My sister used to do a lot of cross stitch projects. She framed them and they made beautiful gifts for birthdays or Christmas. I have a scripture cross stitch hanging where I can see it every day. It says, “For I have learned in whatever state I am to be content.” (Philippians 4:11)

Many of you may know that statement. The Apostle Paul was in prison when he wrote this letter to the Philippians. I’ve known this verse a long time and have often wondered how he could ever say he was content in jail. Paul must have been delusional, or at least the translation was off. Maybe he really wrote that he was resolved or resolute.

Nope. Content is the word. Really? Content? So I should be content in whatever state I am? How is that possible? Maybe I don’t understand what content really means. According to Merriam-Webster.com:

Adj: in a state of peaceful happiness

Noun: a state of satisfaction

Synonyms: contented, gratified, happy, pleased, satisfied

No way. I can’t begin to be content in every circumstance. I’m too easily frustrated and too easily wounded. I am not alone. As I looked around at others sharing my life’s journey, I see many of friends, neighbors, and even those in line at the grocery who are just like me – discontented, dissatisfied, and unhappy.

In the wake of this highly charged Christmas season, I realize God has been confronting me with this passage at every turn. Tired? Be content. Overwhelmed? Be content. As soon as that voice in my head starts to scream, God’s still, quiet voice breaks through. It’s not easy, but with His help, it is possible.

I think that’s why I’ve never understood this passage before. I thought there was something I had to do or something that was missing in my character. As usual, I thought it was all about me and a flaw in who I am. Perhaps some people are just hard-wired to be more content than others. Their temperament must allow for them to be more easy-going and calm. The truth is that it’s a spiritual issue. I’m looking at my situation though world-weary eyes. My eyes don’t see clearly and I am deceived at every turn when I rely on my own vision. When I rest in God and meditate on Him, I can be content.

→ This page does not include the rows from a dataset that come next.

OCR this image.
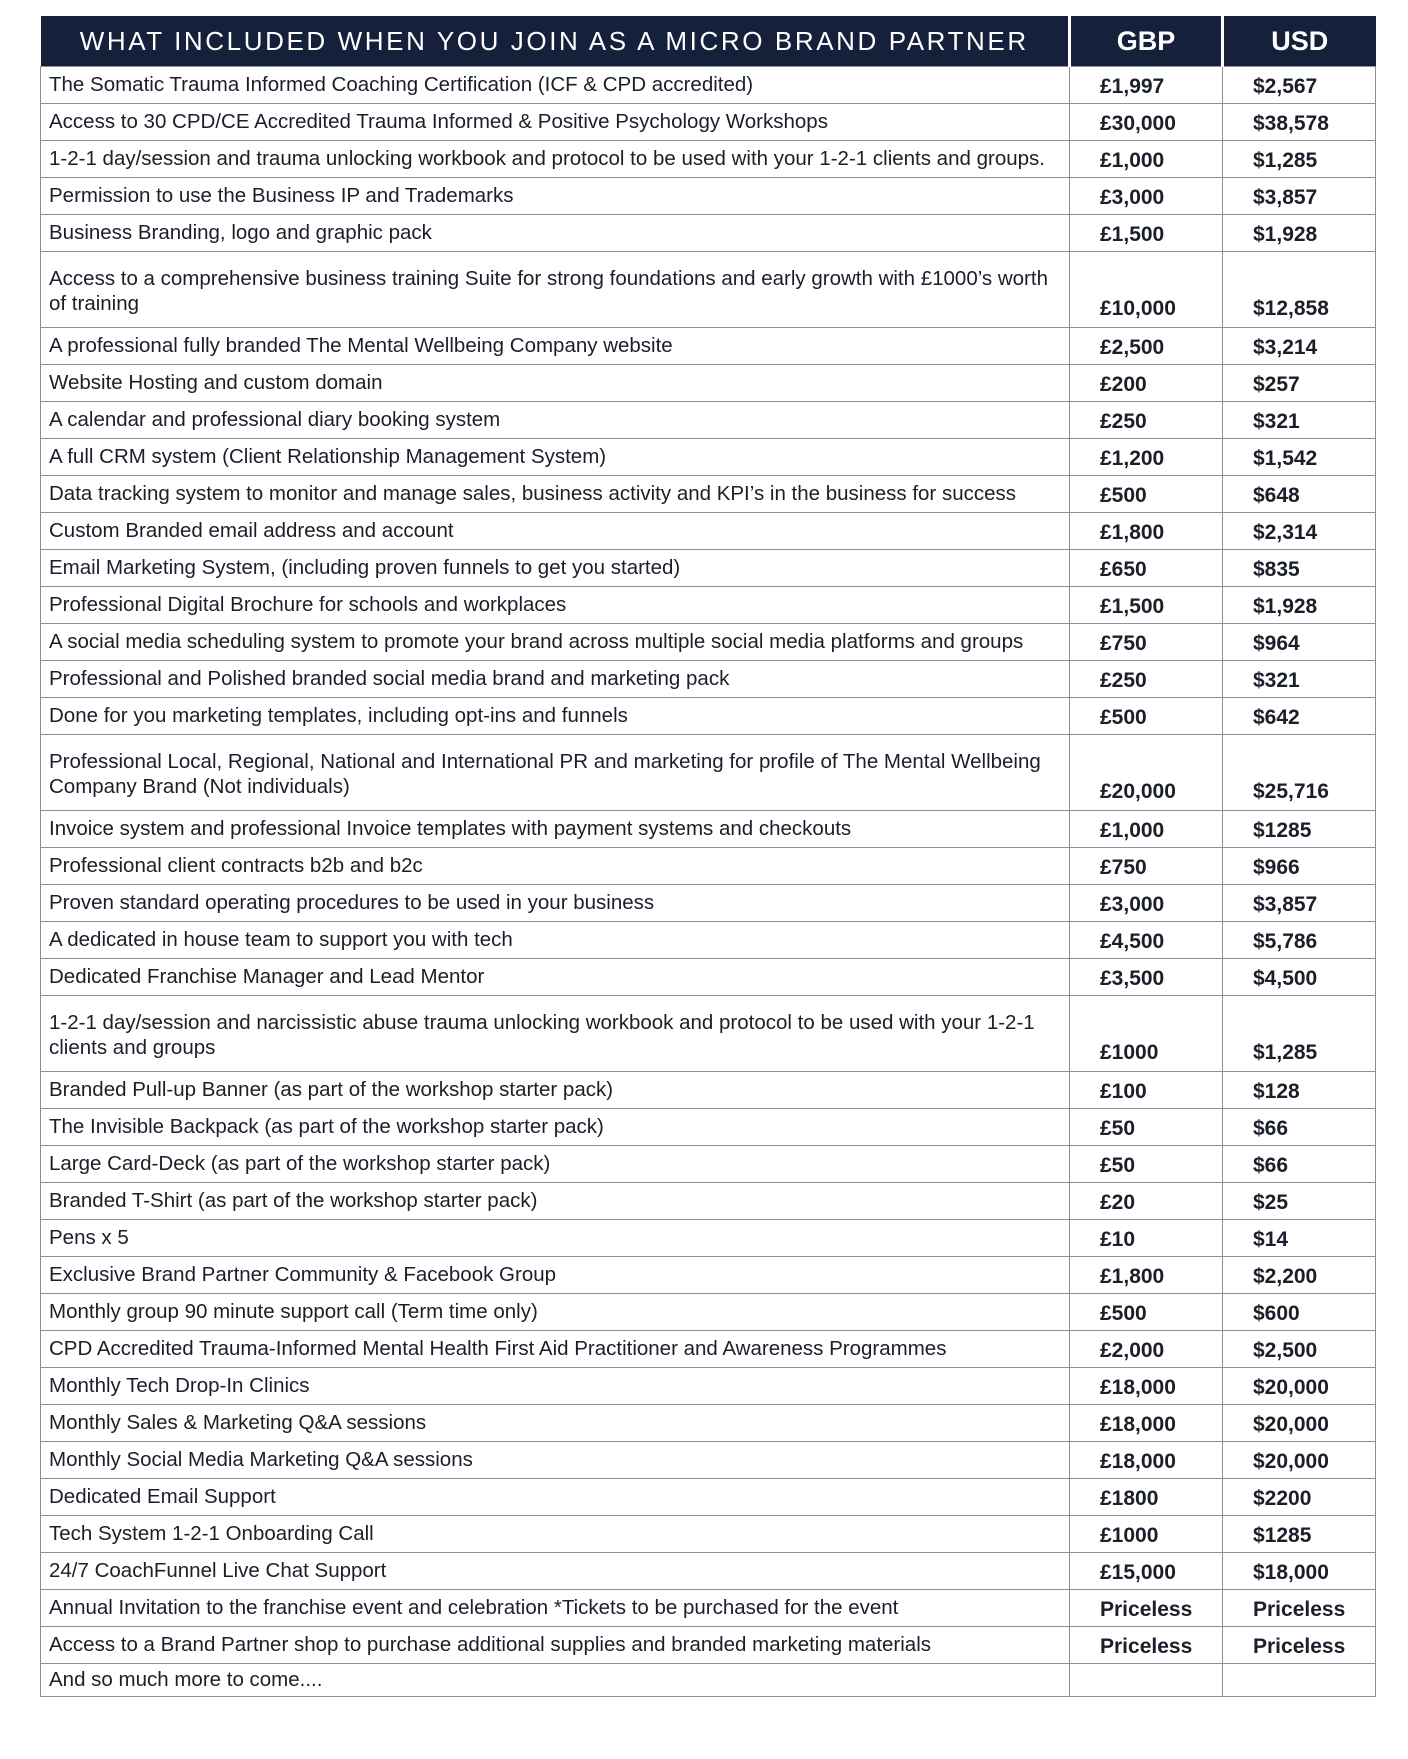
WHAT INCLUDED WHEN YOU JOIN AS A MICRO BRAND PARTNER	GBP	USD
The Somatic Trauma Informed Coaching Certification (ICF & CPD accredited)	£1,997	$2,567
Access to 30 CPD/CE Accredited Trauma Informed & Positive Psychology Workshops	£30,000	$38,578
1-2-1 day/session and trauma unlocking workbook and protocol to be used with your 1-2-1 clients and groups.	£1,000	$1,285
Permission to use the Business IP and Trademarks	£3,000	$3,857
Business Branding, logo and graphic pack	£1,500	$1,928
Access to a comprehensive business training Suite for strong foundations and early growth with £1000’s worth of training	£10,000	$12,858
A professional fully branded The Mental Wellbeing Company website	£2,500	$3,214
Website Hosting and custom domain	£200	$257
A calendar and professional diary booking system	£250	$321
A full CRM system (Client Relationship Management System)	£1,200	$1,542
Data tracking system to monitor and manage sales, business activity and KPI’s in the business for success	£500	$648
Custom Branded email address and account	£1,800	$2,314
Email Marketing System, (including proven funnels to get you started)	£650	$835
Professional Digital Brochure for schools and workplaces	£1,500	$1,928
A social media scheduling system to promote your brand across multiple social media platforms and groups	£750	$964
Professional and Polished branded social media brand and marketing pack	£250	$321
Done for you marketing templates, including opt-ins and funnels	£500	$642
Professional Local, Regional, National and International PR and marketing for profile of The Mental Wellbeing Company Brand (Not individuals)	£20,000	$25,716
Invoice system and professional Invoice templates with payment systems and checkouts	£1,000	$1285
Professional client contracts b2b and b2c	£750	$966
Proven standard operating procedures to be used in your business	£3,000	$3,857
A dedicated in house team to support you with tech	£4,500	$5,786
Dedicated Franchise Manager and Lead Mentor	£3,500	$4,500
1-2-1 day/session and narcissistic abuse trauma unlocking workbook and protocol to be used with your 1-2-1 clients and groups	£1000	$1,285
Branded Pull-up Banner (as part of the workshop starter pack)	£100	$128
The Invisible Backpack (as part of the workshop starter pack)	£50	$66
Large Card-Deck (as part of the workshop starter pack)	£50	$66
Branded T-Shirt (as part of the workshop starter pack)	£20	$25
Pens x 5	£10	$14
Exclusive Brand Partner Community & Facebook Group	£1,800	$2,200
Monthly group 90 minute support call (Term time only)	£500	$600
CPD Accredited Trauma-Informed Mental Health First Aid Practitioner and Awareness Programmes	£2,000	$2,500
Monthly Tech Drop-In Clinics	£18,000	$20,000
Monthly Sales & Marketing Q&A sessions	£18,000	$20,000
Monthly Social Media Marketing Q&A sessions	£18,000	$20,000
Dedicated Email Support	£1800	$2200
Tech System 1-2-1 Onboarding Call	£1000	$1285
24/7 CoachFunnel Live Chat Support	£15,000	$18,000
Annual Invitation to the franchise event and celebration *Tickets to be purchased for the event	Priceless	Priceless
Access to a Brand Partner shop to purchase additional supplies and branded marketing materials	Priceless	Priceless
And so much more to come....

I’d love to tell you the change in my heart changes my physical frustrations. Most of the time, It doesn’t. Just like Paul, I’m still “in prison”. I’m still captive to the chaos of this world as long as my feet walk this earth. My spirit, however, is free. I can find peace, solace, gratification and satisfaction in every situation. The solution is in another letter the Apostle Paul wrote to the Galatians:

I have been crucified with Christ; it is no longer I who live, but Christ who lives in me. (2:19)

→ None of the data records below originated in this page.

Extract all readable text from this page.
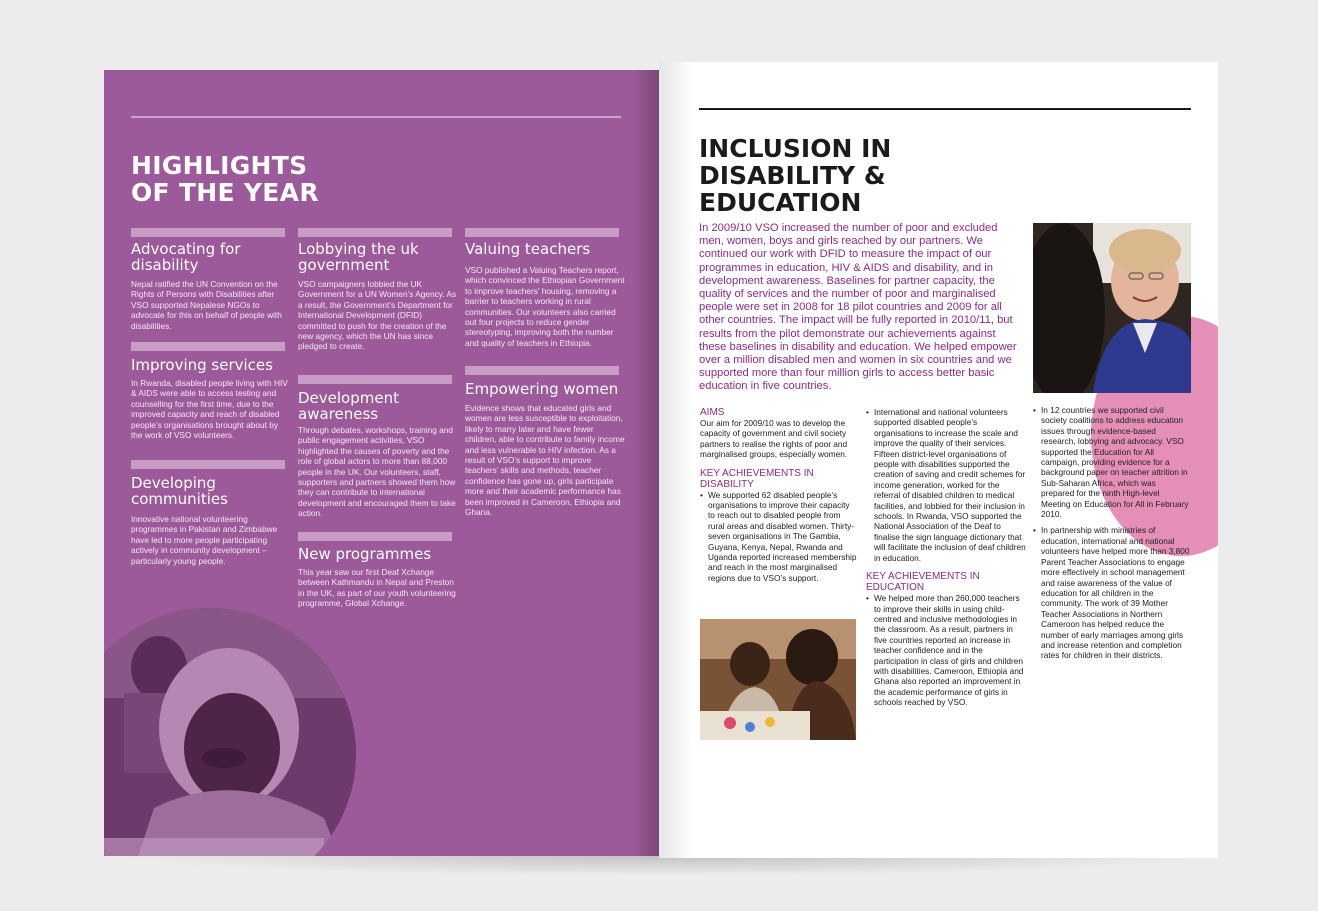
HIGHLIGHTS
OF THE YEAR
Advocating for disability

Nepal ratified the UN Convention on the Rights of Persons with Disabilities after VSO supported Nepalese NGOs to advocate for this on behalf of people with disabilities.

Improving services

In Rwanda, disabled people living with HIV & AIDS were able to access testing and counselling for the first time, due to the improved capacity and reach of disabled people’s organisations brought about by the work of VSO volunteers.

Developing communities

Innovative national volunteering programmes in Pakistan and Zimbabwe have led to more people participating actively in community development – particularly young people.

Lobbying the uk government

VSO campaigners lobbied the UK Government for a UN Women’s Agency. As a result, the Government’s Department for International Development (DFID) committed to push for the creation of the new agency, which the UN has since pledged to create.

Development awareness

Through debates, workshops, training and public engagement activities, VSO highlighted the causes of poverty and the role of global actors to more than 88,000 people in the UK. Our volunteers, staff, supporters and partners showed them how they can contribute to international development and encouraged them to take action.

New programmes

This year saw our first Deaf Xchange between Kathmandu in Nepal and Preston in the UK, as part of our youth volunteering programme, Global Xchange.

Valuing teachers

VSO published a Valuing Teachers report, which convinced the Ethiopian Government to improve teachers’ housing, removing a barrier to teachers working in rural communities. Our volunteers also carried out four projects to reduce gender stereotyping, improving both the number and quality of teachers in Ethiopia.

Empowering women

Evidence shows that educated girls and women are less susceptible to exploitation, likely to marry later and have fewer children, able to contribute to family income and less vulnerable to HIV infection. As a result of VSO’s support to improve teachers’ skills and methods, teacher confidence has gone up, girls participate more and their academic performance has been improved in Cameroon, Ethiopia and Ghana.

INCLUSION IN
DISABILITY &
EDUCATION

In 2009/10 VSO increased the number of poor and excluded men, women, boys and girls reached by our partners. We continued our work with DFID to measure the impact of our programmes in education, HIV & AIDS and disability, and in development awareness. Baselines for partner capacity, the quality of services and the number of poor and marginalised people were set in 2008 for 18 pilot countries and 2009 for all other countries. The impact will be fully reported in 2010/11, but results from the pilot demonstrate our achievements against these baselines in disability and education. We helped empower over a million disabled men and women in six countries and we supported more than four million girls to access better basic education in five countries.

AIMS

Our aim for 2009/10 was to develop the capacity of government and civil society partners to realise the rights of poor and marginalised groups, especially women.

KEY ACHIEVEMENTS IN DISABILITY

• We supported 62 disabled people’s organisations to improve their capacity to reach out to disabled people from rural areas and disabled women. Thirty-seven organisations in The Gambia, Guyana, Kenya, Nepal, Rwanda and Uganda reported increased membership and reach in the most marginalised regions due to VSO’s support.

• International and national volunteers supported disabled people’s organisations to increase the scale and improve the quality of their services. Fifteen district-level organisations of people with disabilities supported the creation of saving and credit schemes for income generation, worked for the referral of disabled children to medical facilities, and lobbied for their inclusion in schools. In Rwanda, VSO supported the National Association of the Deaf to finalise the sign language dictionary that will facilitate the inclusion of deaf children in education.

KEY ACHIEVEMENTS IN EDUCATION

• We helped more than 260,000 teachers to improve their skills in using child-centred and inclusive methodologies in the classroom. As a result, partners in five countries reported an increase in teacher confidence and in the participation in class of girls and children with disabilities. Cameroon, Ethiopia and Ghana also reported an improvement in the academic performance of girls in schools reached by VSO.

• In 12 countries we supported civil society coalitions to address education issues through evidence-based research, lobbying and advocacy. VSO supported the Education for All campaign, providing evidence for a background paper on teacher attrition in Sub-Saharan Africa, which was prepared for the ninth High-level Meeting on Education for All in February 2010.

• In partnership with ministries of education, international and national volunteers have helped more than 3,800 Parent Teacher Associations to engage more effectively in school management and raise awareness of the value of education for all children in the community. The work of 39 Mother Teacher Associations in Northern Cameroon has helped reduce the number of early marriages among girls and increase retention and completion rates for children in their districts.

Christ who lives in me.” The Spirit who is the fulfillment of God’s promises lives in me. That’s how I can be content. I relinquish my sight to the Spirit’s direction and find contentment.

Isn’t that what we all really want for Christmas and for the New Year? Don’t we all long to be happy and to make those around us happy? I know I do. So, right now, right here, today and every day, I renew a relinquishing of my will to the Spirit’s will. It’s the best gift I can give myself and the people around me.

For I have learned (am learning) to be content in every circumstance.